The dashboard is also fundraising material. LPs evaluating a sponsor with carve-out exposure benefit from seeing the portfolio discipline in action. A monthly portfolio TSA dashboard, with named owners and tracked deltas, is evidence of operational maturity. Programs that present this dashboard during fundraising tend to differentiate clearly from peers without it.

Section 04

Portfolio wide leverage where it actually exists.

Some leverage is genuinely portfolio wide. Shared advisor relationships, shared playbooks, shared talent pool, and shared learning from previous TSAs all scale across the fund. The same advisory firm working across multiple sponsor platforms develops pattern recognition that no single platform team builds. The investment in shared assets, including a TSA exit playbook tailored to the sponsor, pays back across every subsequent deal.

Some leverage is illusory. Vendor negotiation across the portfolio rarely works because each platform's vendor relationships, contract terms, and operating needs are different. System standardisation across the portfolio rarely works because each platform has different technology starting points. Programs that try to capture these false economies waste operating partner time. The discipline is to distinguish real leverage from theoretical leverage.

Talent rotation is one of the strongest real levers. An operating partner or interim functional lead who has run a carve-out at platform A brings pattern recognition to platform B. Programs that deliberately rotate experienced operators through new carve-outs compound learning faster than programs that staff each deal with fresh hires.

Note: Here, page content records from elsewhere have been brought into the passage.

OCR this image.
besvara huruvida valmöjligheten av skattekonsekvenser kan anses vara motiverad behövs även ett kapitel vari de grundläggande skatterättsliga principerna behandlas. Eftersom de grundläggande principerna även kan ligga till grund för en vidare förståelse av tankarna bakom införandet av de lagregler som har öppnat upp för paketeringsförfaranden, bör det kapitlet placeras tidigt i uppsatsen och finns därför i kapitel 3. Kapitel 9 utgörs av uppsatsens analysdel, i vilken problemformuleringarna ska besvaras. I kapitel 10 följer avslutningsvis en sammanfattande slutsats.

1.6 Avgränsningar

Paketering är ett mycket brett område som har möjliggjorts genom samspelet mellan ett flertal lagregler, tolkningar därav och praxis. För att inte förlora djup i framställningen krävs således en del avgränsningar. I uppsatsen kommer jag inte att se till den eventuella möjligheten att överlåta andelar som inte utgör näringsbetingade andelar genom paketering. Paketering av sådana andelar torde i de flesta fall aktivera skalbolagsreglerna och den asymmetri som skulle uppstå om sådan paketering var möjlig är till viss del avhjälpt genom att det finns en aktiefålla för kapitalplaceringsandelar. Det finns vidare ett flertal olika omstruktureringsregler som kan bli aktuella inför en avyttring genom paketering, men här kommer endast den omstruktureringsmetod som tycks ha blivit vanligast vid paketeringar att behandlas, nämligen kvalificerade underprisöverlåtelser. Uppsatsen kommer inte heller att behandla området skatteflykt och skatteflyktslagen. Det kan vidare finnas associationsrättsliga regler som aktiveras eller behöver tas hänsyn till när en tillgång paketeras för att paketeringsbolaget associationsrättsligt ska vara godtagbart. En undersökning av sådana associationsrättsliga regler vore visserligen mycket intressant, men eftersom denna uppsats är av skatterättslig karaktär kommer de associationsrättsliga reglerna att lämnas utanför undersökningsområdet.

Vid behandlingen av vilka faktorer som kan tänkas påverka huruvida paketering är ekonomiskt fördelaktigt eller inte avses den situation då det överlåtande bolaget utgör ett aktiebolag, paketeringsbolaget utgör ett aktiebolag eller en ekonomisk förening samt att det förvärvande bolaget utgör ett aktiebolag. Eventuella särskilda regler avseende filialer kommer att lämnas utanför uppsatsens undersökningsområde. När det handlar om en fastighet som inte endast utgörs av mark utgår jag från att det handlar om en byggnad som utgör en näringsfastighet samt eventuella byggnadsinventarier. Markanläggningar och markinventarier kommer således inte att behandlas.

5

Sponsor brand also helps in TSA negotiation. Sellers who have negotiated with the same sponsor across multiple deals know what the sponsor will and will not accept. The negotiation converges faster. The terms align more easily with the fund standard. The platform leadership benefits from the brand without having to build it. The PE playbook context is in the private equity carve-out playbook.

Section 05

Building the portfolio discipline from where you are.

Most sponsors start without a TSA portfolio discipline. The first carve-out is bottom up. The investment committee approves the deal, the deal team executes, and the platform team manages the TSA. The portfolio level work begins, in most cases, after the second or third carve-out lands. Programs that wait until the fourth or fifth carve-out usually accept that the earliest platforms run their TSAs without the benefit of fund standards.

The portfolio discipline starts with documentation. The first deliverable is a fund TSA standard, drafted by an operating partner or external advisor, reviewed by deal teams, and signed off by the head of operations. The standard then becomes the default reference for every new carve-out. Programs that try to apply the standard retroactively to existing platforms usually face pushback. The platform teams have already locked in their TSAs. The standard applies going forward.

External advisors fill the capacity gap. Most PE operating partner teams do not have enough TSA experience in house to staff multiple platforms simultaneously. A specialist advisory firm with buyer-side TSA experience can operate at the platform level while the operating partner runs the portfolio level. The advisor's job is to deliver consistent execution across platforms. The Day One readiness context is in carve-out Day One readiness.

The investment committee benefits from a portfolio TSA discussion at least quarterly. The discussion covers active TSAs, upcoming exits, open disputes, cost trajectory, and lessons learned. Programs that include this discussion in the standing operating review usually outperform programs that treat each platform's TSA as a private problem.